U - uninfected cells
I - infected cells
V - (free) virus
F - innate (interferon) response
T - adaptive (T-cell) response

Virus and Immune Response Model 2

\[\begin{aligned} \dot U & = n - d_U U - b U V \\ \dot I & = bUV - d_I I - k_T T I \\ \dot V & = \frac{p}{1+k_F F}I - d_V V - gb UV \\ \dot F & = r_F I - d_F F \\ \dot T & = r_T T V - d_T T \end{aligned}\]

Models 1 and 2

\[\begin{aligned} \dot U & = - b U V \\ \dot I & = b U V - d_I I - k_T T I \\ \dot V & = \frac{p}{1+k_F F}I - d_V V - gb UV \\ \dot F & = r_F I - d_F F \\ \dot T & = r_T T F - d_T T \end{aligned}\]

\[\begin{aligned} \dot U & = \color{blue}{n - d_U U} - b U V \\ \dot I & = bUV - d_I I - k_T T I \\ \dot V & = \frac{p}{1+k_F F}I - d_V V - gb UV \\ \dot F & = r_F I - d_F F \\ \dot T & = \color{blue}{r_T T V} - d_T T \end{aligned}\]

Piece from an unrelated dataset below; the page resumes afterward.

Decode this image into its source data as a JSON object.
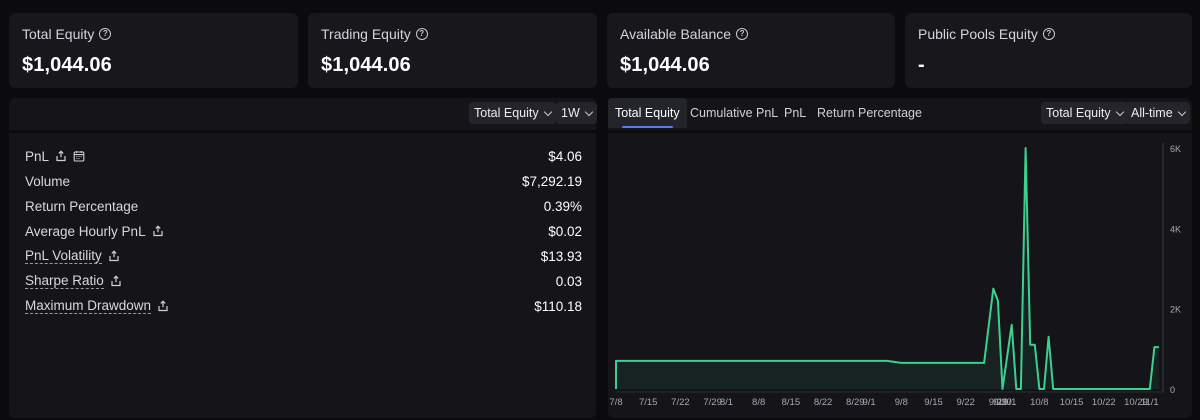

Virus and Immune Response Model 3

U - uninfected cells
I - infected cells
V - (free) virus
F - innate immune response
T - CD8 T-cells
B - B-cells
A - Antibodies

Model Diagram

Model Equations

\[ \dot U = n - d_U U - bUV\\ \dot I = bUV - d_I I - k_T T I\\ \dot V = \frac{pI}{1+s_F F} - d_V V - b UV - k_A AV \\ \dot F = p_F - d_F F + \frac{V}{V+ h_V}g_F(F_{max}-F) \\ \dot T = F V g_T + r_T T\\ \dot B = \frac{F V}{F V + h_F} g_B B \\ \dot A = r_A B - d_A A - k_A A V \]

Model Exploration

Explore any/all of the “IR” models in the virus models section

Homework

If you haven’t already, take a look at the “Basic Bacteria Model” app and go through - in as much detail as you have time - the “What to do” tasks. You can try yourself first, or look at the solution right away.
Take an especially close look at the solution for task 6, we will use a similar approach tomorrow.